あんこブッセ
「本日、あんこブッセあります!」
その貼り紙をみたとき、まじか?と思った。
ビックリマークがついているほど強調しているということはよっぽどの人気商品なのだろう。あんこにブッセ。和風と洋風の組み合わせ。もともとこの和菓子屋さんがつくるあんこはとてもおいしいから、間違いないだろうと確信して2つ買ってみた。
1つ目はその日に食べた。ふかふかのブッセに甘くてやさしいあんこ。たまらん~っと一気に食べた。
2つ目は5日後に食べた。そもそもこのブッセは10日ほど日持ちがする和菓子なので、なんとなく、少し置いてから食べてみた。
…お、おいしい。おいしいのである。
初日に食べたあんこブッセよりも5日後の方が、ブッセとあんこが自然なかたちで「一体化」している。皮がしっとりとあんこにしみ込み、あんこも皮に寄り添うかのように馴染んでいる。2人の距離は確実に縮まっている。
その変化に感動して、先ほど和菓子屋の店主さんに少し興奮気味で話をしてみた。
私「あんこブッセ、この前5日後に食べてみたらものすごくおいしかったんです!」
和菓子屋の店主「そう、そうなんです。このブッセは、日が経つと皮がしっとりしてきてさらにおいしくなるんです。この栗の焼き菓子も、つくりたてより数日後の方がどっしり濃厚になっておいしいんですよ。」
なんと!!!
そうだったのか。
私は、豆大福などの生菓子はできたてが断然においしいから買ったらすぐに食べているけど、あんこや栗類の焼き菓子は少し置いた方がおいしい…これは知っているようで知らなかった盲点だった。

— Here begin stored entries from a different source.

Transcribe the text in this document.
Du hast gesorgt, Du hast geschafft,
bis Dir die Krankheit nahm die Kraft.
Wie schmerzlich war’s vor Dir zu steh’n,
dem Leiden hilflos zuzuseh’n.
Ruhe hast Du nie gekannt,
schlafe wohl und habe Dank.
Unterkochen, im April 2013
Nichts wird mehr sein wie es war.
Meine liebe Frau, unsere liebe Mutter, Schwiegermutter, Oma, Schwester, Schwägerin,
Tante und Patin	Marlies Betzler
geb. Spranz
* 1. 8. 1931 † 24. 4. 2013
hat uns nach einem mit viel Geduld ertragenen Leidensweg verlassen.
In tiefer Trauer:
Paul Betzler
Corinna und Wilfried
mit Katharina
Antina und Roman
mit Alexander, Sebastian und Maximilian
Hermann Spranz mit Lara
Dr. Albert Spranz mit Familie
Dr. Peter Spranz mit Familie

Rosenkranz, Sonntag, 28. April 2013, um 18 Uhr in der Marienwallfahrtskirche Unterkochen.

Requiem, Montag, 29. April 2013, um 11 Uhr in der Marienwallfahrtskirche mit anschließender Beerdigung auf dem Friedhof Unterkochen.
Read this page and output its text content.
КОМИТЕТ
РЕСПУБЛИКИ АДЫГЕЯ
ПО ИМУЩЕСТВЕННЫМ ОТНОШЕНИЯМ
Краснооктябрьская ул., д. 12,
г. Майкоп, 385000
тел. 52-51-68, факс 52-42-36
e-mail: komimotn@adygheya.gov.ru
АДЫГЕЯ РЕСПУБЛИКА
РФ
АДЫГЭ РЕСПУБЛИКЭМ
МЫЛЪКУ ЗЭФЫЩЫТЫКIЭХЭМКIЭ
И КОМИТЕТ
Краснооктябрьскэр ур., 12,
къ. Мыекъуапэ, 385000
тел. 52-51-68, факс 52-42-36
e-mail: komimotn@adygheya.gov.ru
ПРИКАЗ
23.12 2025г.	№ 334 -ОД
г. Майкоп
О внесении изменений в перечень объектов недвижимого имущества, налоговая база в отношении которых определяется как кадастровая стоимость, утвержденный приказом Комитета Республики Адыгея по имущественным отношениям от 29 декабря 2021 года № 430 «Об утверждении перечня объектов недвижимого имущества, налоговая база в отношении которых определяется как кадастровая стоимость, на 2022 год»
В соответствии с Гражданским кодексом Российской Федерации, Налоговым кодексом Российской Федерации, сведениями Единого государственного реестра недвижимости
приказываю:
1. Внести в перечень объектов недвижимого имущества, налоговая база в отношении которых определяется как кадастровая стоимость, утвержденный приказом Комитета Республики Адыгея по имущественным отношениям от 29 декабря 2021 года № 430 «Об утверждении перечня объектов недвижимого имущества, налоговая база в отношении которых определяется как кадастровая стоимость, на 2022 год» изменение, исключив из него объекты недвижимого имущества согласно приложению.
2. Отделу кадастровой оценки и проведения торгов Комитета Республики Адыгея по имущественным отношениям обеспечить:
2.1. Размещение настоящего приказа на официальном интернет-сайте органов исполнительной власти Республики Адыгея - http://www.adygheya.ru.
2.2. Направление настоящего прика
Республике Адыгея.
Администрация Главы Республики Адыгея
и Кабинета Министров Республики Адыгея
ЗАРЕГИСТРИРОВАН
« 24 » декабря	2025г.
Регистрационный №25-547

うれしそうに話してくれた店主さんの表情もよくって、この日は桜餅と大福を買うことが目的だったのに、あんこブッセの話を聞いたら食べたくなっちゃって「これもください!」と、焦ってあんこブッセも一緒に袋に入れてもらった。
***
頻繁に通っている、近所の和菓子屋さん。
ここに行くと必ず楽しい会話がはじまって、「こんな商品が出たのか…!」とか、「こんなにおいしい食べ方があるのか…!」とか、いつもいつも驚きや発見をくれる。お店の前にびっしり書いてある貼り紙をみたり、中に入って旬の和菓子を眺めているだけでほっこりと幸せな気持ちになる。
あんこブッセ180円、桜餅170円、豆大福160円。
和菓子屋さんで買う和菓子は、コンビニやスーパーで買うスイーツよりもちょっぴり高い。だからこそ、和菓子を食べることは私にとってささやかな贅沢であり、幸せな時間だ。老舗のにおいがする店内で旬の和菓子を眺めながら味を想像する。食べたいものを持ち帰って、おいしいお茶と好きなうつわともにほおばる。あんこを通して店主のやさしさがおいしさとなって伝わってくるようで、食べるとあたたかい気持ちにさせてくれる。
そう考えると和菓子って、なんて手軽に心をフル充電してくれる、豊かなスイーツなんだろうと思う。
さてさて。あんこブッセの次はどんな和菓子が出てくるのかな。楽しみだ。